A muffler and exhaust system may look boring, and all brands tend to look deceptively similar from the outside. The truth is that great innovation goes in to the design and construction of the best mufflers and exhausts. Top brands can make a world of difference to motor sports and to your driving pleasures as well. Should auto racing enthusiasts worry about such mundane matters?

Mufflers and exhaust directly affect engine temperatures. This translates in to better performance in terms of torque and acceleration. Proper exhaust extends engine life by reducing wear and tear, and you get better fuel economy to boot. You will be in for pleasant surprises when you test drive your old car with a new exhaust and muffler system, and when you fill up at the gas station as well!

Claims of rival manufacturers about the patented pr special features of their muffler and exhaust technologies can leave the non-engineering graduate car enthusiast baffled. Everyone says that their products work better, and that they use superior grades of components and materials. Who do you believe? Enter NASCAR! Opt for official specifications, take what NASCAR recommends in to account, and check out what your favorite team does. You can be sure that no NASCAR championship uses a poor muffler and exhaust system.

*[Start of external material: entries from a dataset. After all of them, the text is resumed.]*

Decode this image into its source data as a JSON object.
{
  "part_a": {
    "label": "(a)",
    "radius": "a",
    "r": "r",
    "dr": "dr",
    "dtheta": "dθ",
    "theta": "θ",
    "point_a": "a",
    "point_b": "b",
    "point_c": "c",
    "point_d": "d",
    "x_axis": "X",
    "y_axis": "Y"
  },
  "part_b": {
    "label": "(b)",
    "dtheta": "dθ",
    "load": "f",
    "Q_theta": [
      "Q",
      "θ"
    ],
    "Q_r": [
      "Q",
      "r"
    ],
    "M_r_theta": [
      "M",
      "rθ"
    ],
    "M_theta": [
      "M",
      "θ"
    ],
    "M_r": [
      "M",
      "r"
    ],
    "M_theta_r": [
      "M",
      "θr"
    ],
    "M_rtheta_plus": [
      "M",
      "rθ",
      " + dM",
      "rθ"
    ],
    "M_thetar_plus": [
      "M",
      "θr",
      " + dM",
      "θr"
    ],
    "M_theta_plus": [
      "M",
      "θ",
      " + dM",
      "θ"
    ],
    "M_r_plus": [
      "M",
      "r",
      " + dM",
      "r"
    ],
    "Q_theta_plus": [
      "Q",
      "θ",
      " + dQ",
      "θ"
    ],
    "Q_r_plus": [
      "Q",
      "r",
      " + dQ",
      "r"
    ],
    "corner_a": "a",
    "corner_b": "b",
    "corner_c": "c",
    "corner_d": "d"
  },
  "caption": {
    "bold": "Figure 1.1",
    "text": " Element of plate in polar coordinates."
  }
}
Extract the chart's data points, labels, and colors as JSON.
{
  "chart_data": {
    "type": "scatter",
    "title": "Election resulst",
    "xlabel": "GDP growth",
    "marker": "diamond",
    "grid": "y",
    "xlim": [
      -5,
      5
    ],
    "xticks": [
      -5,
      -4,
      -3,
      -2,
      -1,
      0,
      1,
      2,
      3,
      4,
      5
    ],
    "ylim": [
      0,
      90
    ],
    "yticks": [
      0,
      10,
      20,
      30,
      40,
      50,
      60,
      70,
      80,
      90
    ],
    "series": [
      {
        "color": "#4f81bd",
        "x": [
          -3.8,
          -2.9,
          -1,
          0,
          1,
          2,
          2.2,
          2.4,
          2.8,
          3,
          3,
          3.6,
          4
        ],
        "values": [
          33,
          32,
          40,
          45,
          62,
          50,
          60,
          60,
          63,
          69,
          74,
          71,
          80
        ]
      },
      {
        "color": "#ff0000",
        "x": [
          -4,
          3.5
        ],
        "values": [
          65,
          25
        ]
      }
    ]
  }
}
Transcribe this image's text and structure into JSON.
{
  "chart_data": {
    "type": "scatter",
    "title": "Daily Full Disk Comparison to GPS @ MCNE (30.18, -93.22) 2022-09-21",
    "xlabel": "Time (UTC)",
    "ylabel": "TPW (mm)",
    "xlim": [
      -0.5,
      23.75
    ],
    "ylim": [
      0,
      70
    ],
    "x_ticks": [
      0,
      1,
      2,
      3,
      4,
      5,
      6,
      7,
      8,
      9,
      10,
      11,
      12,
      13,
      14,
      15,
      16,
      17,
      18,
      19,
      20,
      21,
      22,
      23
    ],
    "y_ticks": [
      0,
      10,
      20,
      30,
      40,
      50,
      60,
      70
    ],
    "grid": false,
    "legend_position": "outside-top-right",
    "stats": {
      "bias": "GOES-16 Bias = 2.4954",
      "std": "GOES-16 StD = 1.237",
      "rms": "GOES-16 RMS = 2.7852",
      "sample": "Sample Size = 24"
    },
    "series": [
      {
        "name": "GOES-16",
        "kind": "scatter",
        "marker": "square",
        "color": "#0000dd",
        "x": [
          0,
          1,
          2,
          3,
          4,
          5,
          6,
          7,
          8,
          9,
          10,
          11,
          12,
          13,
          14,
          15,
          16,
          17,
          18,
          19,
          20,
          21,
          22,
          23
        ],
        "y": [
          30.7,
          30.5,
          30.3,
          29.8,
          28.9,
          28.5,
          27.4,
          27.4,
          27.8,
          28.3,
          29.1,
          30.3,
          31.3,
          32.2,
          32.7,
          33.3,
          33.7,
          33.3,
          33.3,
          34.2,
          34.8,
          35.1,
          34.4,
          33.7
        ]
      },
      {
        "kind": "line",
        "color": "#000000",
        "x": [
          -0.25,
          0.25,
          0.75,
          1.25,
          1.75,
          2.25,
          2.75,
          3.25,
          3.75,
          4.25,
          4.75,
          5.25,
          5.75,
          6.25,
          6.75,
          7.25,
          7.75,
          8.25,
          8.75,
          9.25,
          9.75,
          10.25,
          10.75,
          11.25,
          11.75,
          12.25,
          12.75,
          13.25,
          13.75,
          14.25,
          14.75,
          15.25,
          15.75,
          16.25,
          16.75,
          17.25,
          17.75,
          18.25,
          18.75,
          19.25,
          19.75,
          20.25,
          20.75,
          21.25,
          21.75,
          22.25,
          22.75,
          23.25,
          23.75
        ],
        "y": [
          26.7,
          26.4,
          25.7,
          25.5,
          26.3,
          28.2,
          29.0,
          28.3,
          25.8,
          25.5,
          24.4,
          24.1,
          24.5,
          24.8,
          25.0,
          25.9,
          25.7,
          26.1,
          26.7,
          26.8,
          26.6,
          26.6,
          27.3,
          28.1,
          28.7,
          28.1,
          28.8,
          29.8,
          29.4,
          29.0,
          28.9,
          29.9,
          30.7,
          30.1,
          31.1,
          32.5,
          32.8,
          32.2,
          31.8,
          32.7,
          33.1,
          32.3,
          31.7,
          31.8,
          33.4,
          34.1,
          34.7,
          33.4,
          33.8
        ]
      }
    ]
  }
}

Your problems are not over even after you have chosen a muffler and exhaust brand. Where will you get the best price? Are you sure you will not be duped? Will the system your car needs be in stock. Will the online store deliver in time? Can you get a part of the wholesale discount? All these worries fade away when you become a regular at the web site of a reputed dealer in NASCAR approved parts. So start browsing now, and find that muffler and exhaust system which will give you a new driving experience, and useful fuel and repair savings as well!